En el Día de los Muertos pensemos también en nosotros, los futuros difuntos

La muerte es destino. Y dicho de un modo aún más contundente: nuestra muerte es destino. No es una mera abstracción, como si pudiéramos hablar de la muerte de los otros dejando de lado la reflexión sobre nuestra propia muerte, que se nos presenta como la única certidumbre que no acepta ponderación o escapatoria.

En algunas culturas la muerte es recibida con una gran celebración. En otras, la muerte sólo encierra dolor y pesadumbre. En todo caso, diferencias culturales aparte, algo tenemos en común (y valga decir que lo tenemos en común también con otros animales, no es algo exclusivo de nuestra especie): la muerte de un ser querido es un evento que deja una huella indeleble en nuestra subjetividad y que, además, la transforma.

Sin embargo, hemos ido perdiendo el hábito de conversar sobre la muerte, de estar en cercanía con ese proceso. La muerte pasó de ser un momento simbólico importantísimo, vivido en el espacio íntimo, familiar y comunitario; a ser reducido a dato comprobable a través de instrumentos y técnicas de medición.

Tampoco sobre esto conversamos: sobre esas transformaciones técnico-culturales que se van dando con el tiempo, con respecto a cómo entendemos y vivimos tanto la idea de la muerte, como el acontecimiento de la muerte de los seres queridos (tanto humanos y como no humanos).

Dejar de conversar sobre la muerte, en mi opinión, es problemático. Sobre todo si ese silencio no se resuelve de alguna otra forma, como por ejemplo, a través del arte. Es decir, si lo que impera es sólo silencio, de algún modo estamos entrando en negación con respecto a la muerte. Y si eso pasa, comienzan varios conflictos. Por ejemplo, el autoengaño. Pensar –mágicamente- que podemos eludir la muerte. O peor aún, que debemos hacerlo, que debemos vencer a la muerte, como si se tratara de una batalla. La idea de no existir más puede ser muy perturbadora para algunas personas. Sin embargo, perturbadora o no, esa idea tarde o temprano se materializará en nuestros cuerpos.

Por eso no deja de resultar paradójico que hayamos reclamado un término –de tan profundo poder transformador- como es el de “calidad de vida”, y que nos sea tan difícil hablar de la calidad de muerte. La muerte digna, que yo traduzco como la muerte en nuestros propios términos, la muerte que más pueda acercarse al proyecto de vida de cada quien, debe formar parte de nuestras discusiones acerca de la calidad de vida.

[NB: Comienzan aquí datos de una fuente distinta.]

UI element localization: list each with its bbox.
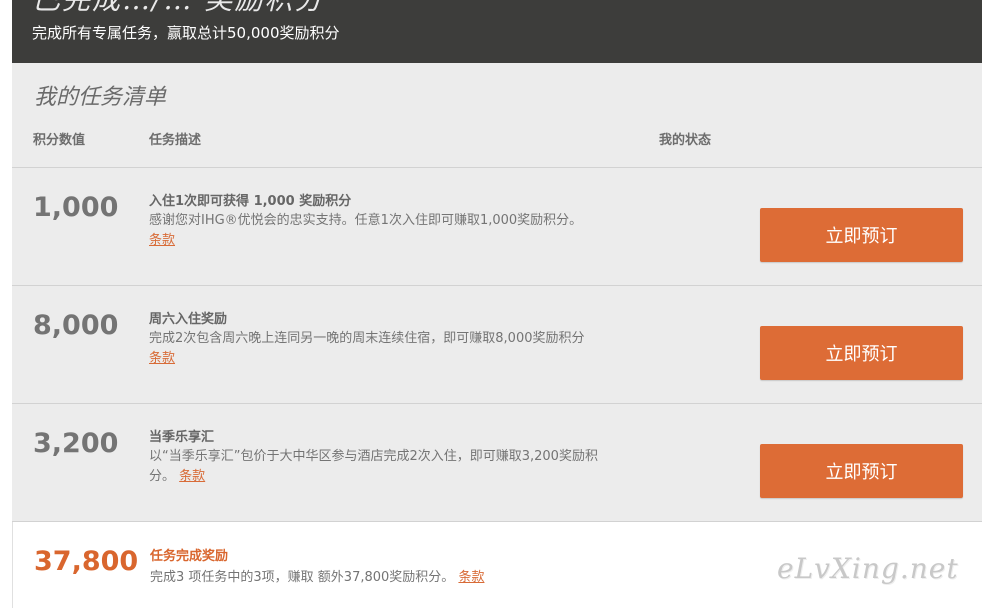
task-list-title: 我的任务清单: [34, 85, 167, 110]
bonus-points: 37,800: [34, 546, 139, 577]
task-row-2: 8,000 周六入住奖励 完成2次包含周六晚上连同另一晚的周末连续住宿，即可赚取…: [12, 286, 982, 404]
task-description: 感谢您对IHG®优悦会的忠实支持。任意1次入住即可赚取1,000奖励积分。: [149, 213, 583, 228]
book-now-button[interactable]: 立即预订: [760, 326, 963, 380]
task-row-3: 3,200 当季乐享汇 以“当季乐享汇”包价于大中华区参与酒店完成2次入住，即可…: [12, 404, 982, 522]
task-description: 完成2次包含周六晚上连同另一晚的周末连续住宿，即可赚取8,000奖励积分: [149, 331, 585, 346]
task-description-block: 以“当季乐享汇”包价于大中华区参与酒店完成2次入住，即可赚取3,200奖励积分。…: [149, 447, 619, 487]
bonus-description: 完成3 项任务中的3项，赚取 额外37,800奖励积分。: [150, 570, 455, 585]
task-title: 入住1次即可获得 1,000 奖励积分: [149, 194, 352, 209]
task-points: 3,200: [33, 428, 119, 459]
banner-title: 已完成…/… 奖励积分: [32, 0, 324, 18]
task-points: 1,000: [33, 192, 119, 223]
column-header-status: 我的状态: [659, 133, 712, 148]
terms-link[interactable]: 条款: [458, 570, 484, 585]
task-row-1: 1,000 入住1次即可获得 1,000 奖励积分 感谢您对IHG®优悦会的忠实…: [12, 168, 982, 286]
bonus-description-block: 完成3 项任务中的3项，赚取 额外37,800奖励积分。 条款: [150, 566, 484, 585]
task-description: 以“当季乐享汇”包价于大中华区参与酒店完成2次入住，即可赚取3,200奖励积分。: [149, 449, 598, 484]
column-header-points: 积分数值: [33, 133, 86, 148]
task-description-block: 感谢您对IHG®优悦会的忠实支持。任意1次入住即可赚取1,000奖励积分。 条款: [149, 211, 629, 251]
book-now-button[interactable]: 立即预订: [760, 208, 963, 262]
completion-bonus-row: 37,800 任务完成奖励 完成3 项任务中的3项，赚取 额外37,800奖励积…: [12, 522, 982, 608]
book-now-button[interactable]: 立即预订: [760, 444, 963, 498]
banner-subtitle: 完成所有专属任务，赢取总计50,000奖励积分: [32, 24, 340, 42]
header-banner: 已完成…/… 奖励积分 完成所有专属任务，赢取总计50,000奖励积分: [12, 0, 982, 63]
task-title: 周六入住奖励: [149, 312, 228, 327]
site-watermark: eLvXing.net: [777, 552, 959, 585]
terms-link[interactable]: 条款: [179, 469, 205, 484]
column-header-description: 任务描述: [149, 133, 202, 148]
task-title: 当季乐享汇: [149, 430, 215, 445]
task-description-block: 完成2次包含周六晚上连同另一晚的周末连续住宿，即可赚取8,000奖励积分 条款: [149, 329, 629, 369]
terms-link[interactable]: 条款: [149, 233, 175, 248]
terms-link[interactable]: 条款: [149, 351, 175, 366]
task-points: 8,000: [33, 310, 119, 341]
bonus-title: 任务完成奖励: [150, 549, 229, 564]
page: 已完成…/… 奖励积分 完成所有专属任务，赢取总计50,000奖励积分 我的任务…: [0, 0, 982, 608]
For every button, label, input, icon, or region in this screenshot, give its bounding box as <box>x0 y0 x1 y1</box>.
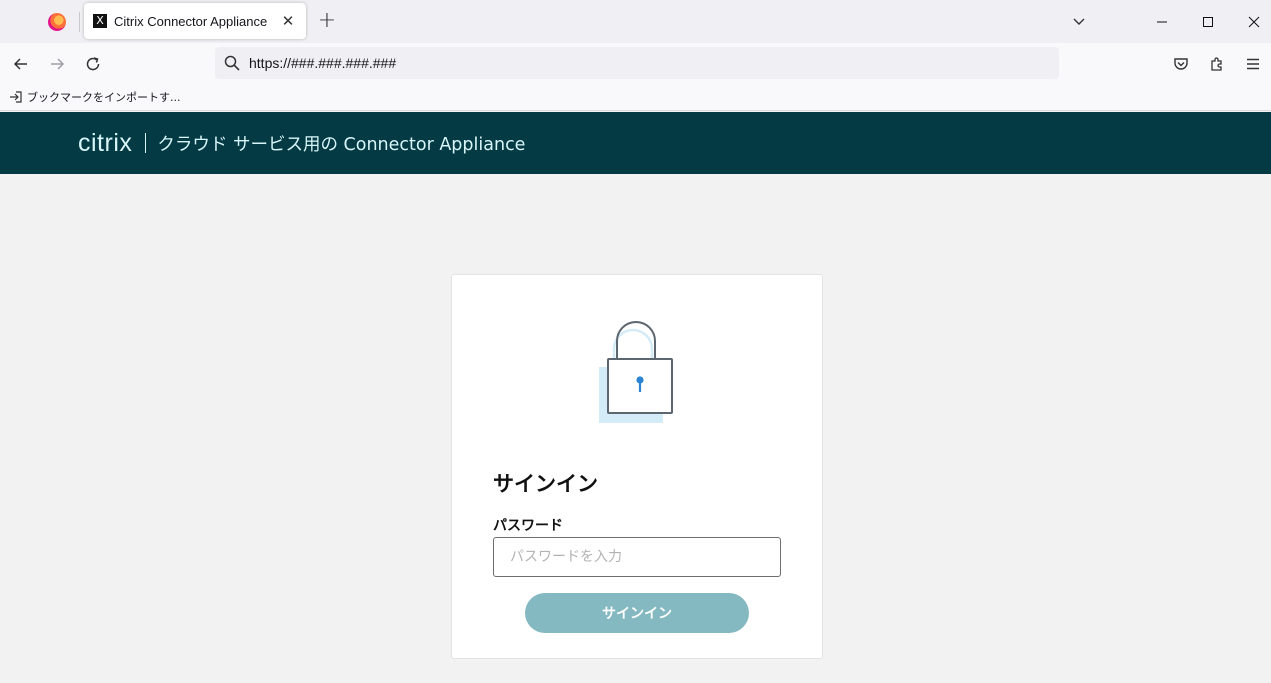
brand: citrix クラウド サービス用の Connector Appliance <box>78 130 525 156</box>
firefox-view-button[interactable] <box>36 0 78 43</box>
hamburger-menu-icon <box>1247 58 1259 70</box>
forward-arrow-icon <box>51 58 65 70</box>
pocket-button[interactable] <box>1167 50 1195 78</box>
url-text: https://###.###.###.### <box>249 55 397 71</box>
minimize-icon <box>1157 21 1167 22</box>
reload-icon <box>86 57 100 71</box>
bookmarks-toolbar: ブックマークをインポートす... <box>0 85 1271 111</box>
chevron-down-icon <box>1073 18 1085 25</box>
window-minimize-button[interactable] <box>1139 0 1185 43</box>
signin-button[interactable]: サインイン <box>525 593 749 633</box>
browser-nav-bar: https://###.###.###.### <box>0 43 1271 85</box>
address-bar[interactable]: https://###.###.###.### <box>215 47 1059 79</box>
search-icon <box>224 55 240 71</box>
signin-card: サインイン パスワード サインイン <box>451 274 823 659</box>
window-close-button[interactable] <box>1231 0 1271 43</box>
extensions-button[interactable] <box>1203 50 1231 78</box>
puzzle-piece-icon <box>1211 57 1222 71</box>
brand-divider <box>145 133 147 153</box>
reload-button[interactable] <box>79 50 107 78</box>
window-maximize-button[interactable] <box>1185 0 1231 43</box>
firefox-logo-icon <box>48 12 66 31</box>
tab-close-icon[interactable]: ✕ <box>279 12 297 30</box>
bookmark-label: ブックマークをインポートす... <box>27 91 181 104</box>
citrix-logo: citrix <box>78 129 133 157</box>
password-label: パスワード <box>493 518 563 534</box>
signin-title: サインイン <box>493 472 598 496</box>
citrix-favicon-icon: X <box>93 14 107 28</box>
maximize-icon <box>1203 16 1213 27</box>
lock-icon <box>599 321 673 423</box>
back-arrow-icon <box>13 58 27 70</box>
browser-tab-strip: X Citrix Connector Appliance ✕ + <box>0 0 1271 43</box>
pocket-icon <box>1174 58 1188 70</box>
browser-tab-active[interactable]: X Citrix Connector Appliance ✕ <box>84 3 306 39</box>
app-title: クラウド サービス用の Connector Appliance <box>157 134 526 155</box>
import-icon <box>10 91 22 103</box>
back-button[interactable] <box>7 50 35 78</box>
tab-separator <box>79 12 80 32</box>
close-icon <box>1248 16 1260 27</box>
tab-list-button[interactable] <box>1066 8 1092 34</box>
menu-button[interactable] <box>1239 50 1267 78</box>
bookmark-import[interactable]: ブックマークをインポートす... <box>9 89 181 105</box>
password-input[interactable] <box>493 537 781 577</box>
tab-title: Citrix Connector Appliance <box>114 13 268 29</box>
forward-button[interactable] <box>43 50 71 78</box>
app-header: citrix クラウド サービス用の Connector Appliance <box>0 112 1271 174</box>
new-tab-button[interactable]: + <box>314 8 340 34</box>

Conversar sobre la muerte es –ni más ni menos- conversar sobre la vida, sobre cómo entendemos la convivencia humana, la solidaridad, el respeto por el otro, la diversidad de cosmovisiones, de tradiciones, de preguntas sobre la felicidad, la dignidad, incluso sobre la ley y el Estado.

Morir no es sólo un hecho biológico. Morir es también un proceso culturalmente mediado. Por lo tanto, hablar de la muerte y debatir sobre lo que puede significar una expresión como buen morir, buena muerte o muerte digna, implica también debatir acerca de las condiciones de posibilidad para 1) que tal debate pueda, en efecto, tener lugar y 2) que una demanda social de buen morir o de muerte digna, pueda ser escuchada y reconocida.

Para algunas personas, la sola idea de que se acepte el derecho a decidir no soportar dolor y agonía en sus últimos días, además de la posibilidad de contar con asistencia médica para que tal decisión se cumpla, provoca rechazo o temor. Para muchas otras personas, la sola idea de que alguien se considere legitimado para obstaculizar tal decisión (la de no sentir dolor o de querer acortar ese proceso de agonía, acelerando la llegada de la muerte, o pidiendo ayuda para morir) es aterrorizante y repudiable.

Hay quienes creen que todo lo relativo a la muerte es un asunto exclusivo del designio divino. Y hay quienes creen que la divinidad, o bien no existe, o no tiene interés alguno en imponerse sobre la voluntad de los seres humanos. Ahí tenemos entonces nuestro reto: resolver –en la diferencia- lo que a todas luces es una de las fases más íntimas de una persona: cómo enfrentar los últimos días en este planeta.

Si asumimos que sostener la vida a toda costa es el deber principal de las profesiones de la salud, estaremos justificando excesos crueles y absurdos, como el ensañamiento terapéutico, que contrario a lo que muchos suponen, no se ejerce sólo en pacientes adultos mayores, sino que también lo sufren niños, niñas y adolescentes; víctimas de una cultura que niega la inevitabilidad de la muerte y por ello, impide que podamos imaginar una muerte buena, una muerte digna.


*Esta será la primera de una serie de columnas que quiero dedicar al tema de la muerte.